Fingolimod is a sphingosine 1-phosphate receptor modulator with a well-established role in the treatment of relapsing multiple sclerosis and causes retention of autoreactive T cells in lymph nodes with subsequent reduction in circulating naïve T and B cells. In this study by Hughes et al., patients previously on either IVIg or corticosteroids for CIDP were recruited from 14 countries and given fingolimod or placebo in a double-blind randomised trial. Patients were required to meet the EFNS/PNS definition for CIDP, have an INCAT score at screening of 1–9 and have a documented clinical deterioration in the last 18 months but should have been clinically stable in the 6 weeks prior to randomisation. Primary outcome was time to first confirmed worsening, defined by an increase in the INCAT score of at least one. An interim analysis was planned after 50 observed events.

One hundred and six patients were recruited and randomised. The study was ended at 3 years when the interim analysis concluded that there was no difference between the two groups for any of the study outcomes. Confirmed worsening was seen in 42% of the fingolimod group and 43% of the placebo group, with a hazard ratio of 1.0 calculated for the use of fingolimod.

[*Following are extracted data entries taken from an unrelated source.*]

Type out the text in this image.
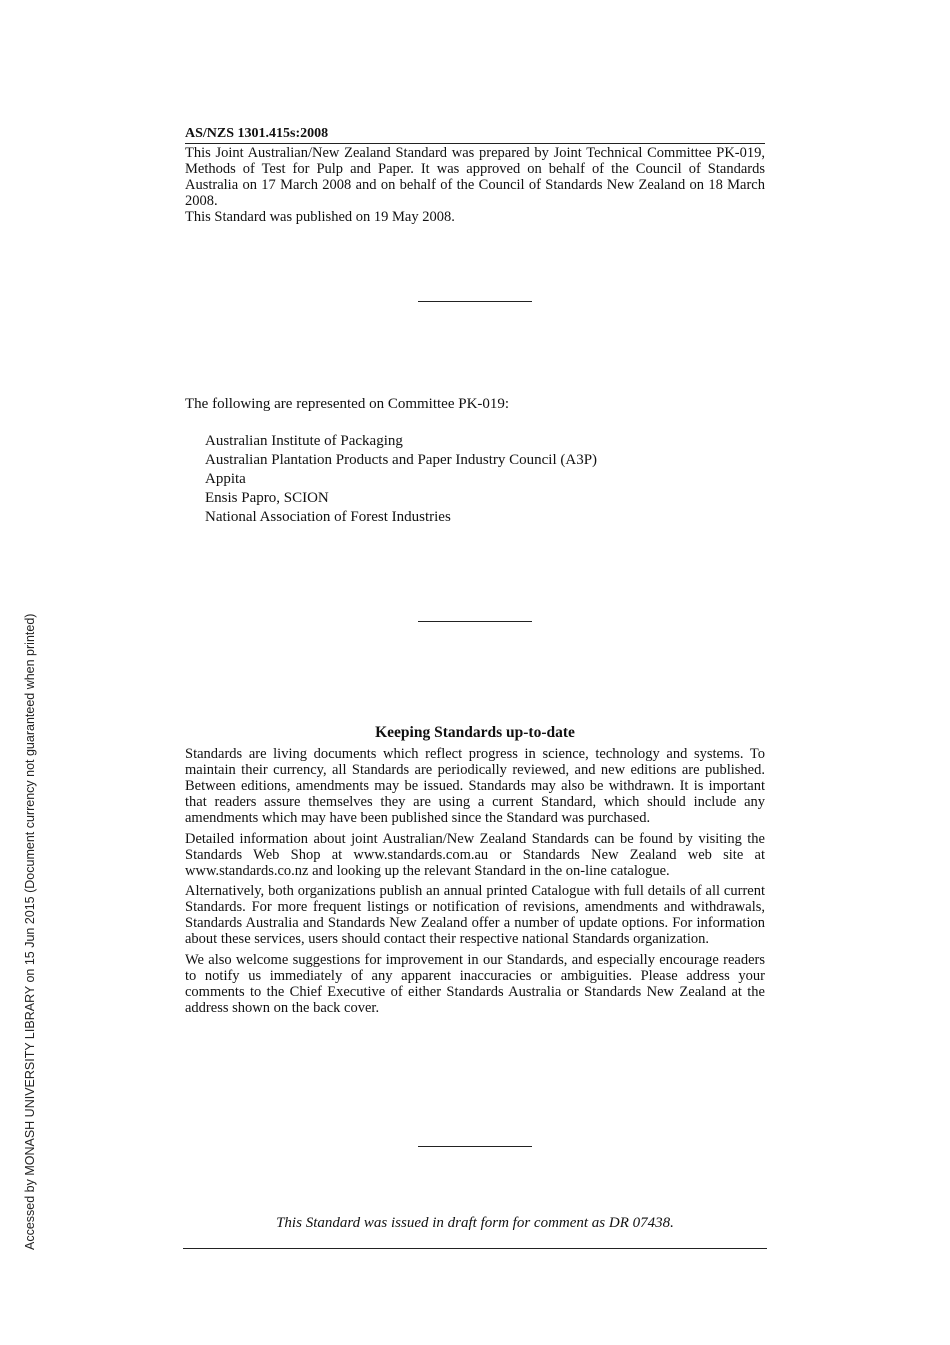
Accessed by MONASH UNIVERSITY LIBRARY on 15 Jun 2015 (Document currency not guaranteed when printed)
AS/NZS 1301.415s:2008

This Joint Australian/New Zealand Standard was prepared by Joint Technical Committee PK-019, Methods of Test for Pulp and Paper. It was approved on behalf of the Council of Standards Australia on 17 March 2008 and on behalf of the Council of Standards New Zealand on 18 March 2008.

This Standard was published on 19 May 2008.

The following are represented on Committee PK-019:
Australian Institute of Packaging
Australian Plantation Products and Paper Industry Council (A3P)
Appita
Ensis Papro, SCION
National Association of Forest Industries
Keeping Standards up-to-date

Standards are living documents which reflect progress in science, technology and systems. To maintain their currency, all Standards are periodically reviewed, and new editions are published. Between editions, amendments may be issued. Standards may also be withdrawn. It is important that readers assure themselves they are using a current Standard, which should include any amendments which may have been published since the Standard was purchased.

Detailed information about joint Australian/New Zealand Standards can be found by visiting the Standards Web Shop at www.standards.com.au or Standards New Zealand web site at www.standards.co.nz and looking up the relevant Standard in the on-line catalogue.

Alternatively, both organizations publish an annual printed Catalogue with full details of all current Standards. For more frequent listings or notification of revisions, amendments and withdrawals, Standards Australia and Standards New Zealand offer a number of update options. For information about these services, users should contact their respective national Standards organization.

We also welcome suggestions for improvement in our Standards, and especially encourage readers to notify us immediately of any apparent inaccuracies or ambiguities. Please address your comments to the Chief Executive of either Standards Australia or Standards New Zealand at the address shown on the back cover.

This Standard was issued in draft form for comment as DR 07438.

Comment This study found no evidence for benefit of fingolimod in CIDP. The authors did note that the relapse-free rate in the placebo group was 42% indicating that patients with inactive CIDP were included in the study. Although some attempts were made to exclude patients with inactive disease, using a similar screening step to that used in PATH trial could have been more beneficial. In addition, patients on IVIg started treatment the day after last dose, whereas those on corticosteroids started on initiation of their dose tapering. This resulted in patients on corticosteroids having a more gentle transition to the study drug than those on IVIg. Fingolimod is estimated to take 2–6 weeks to achieve full activity and therefore this may have resulted in patients relapsing before it had reached maximal efficacy.

Hughes et al. (2018) The Lancet Neurology; 17: 689–698.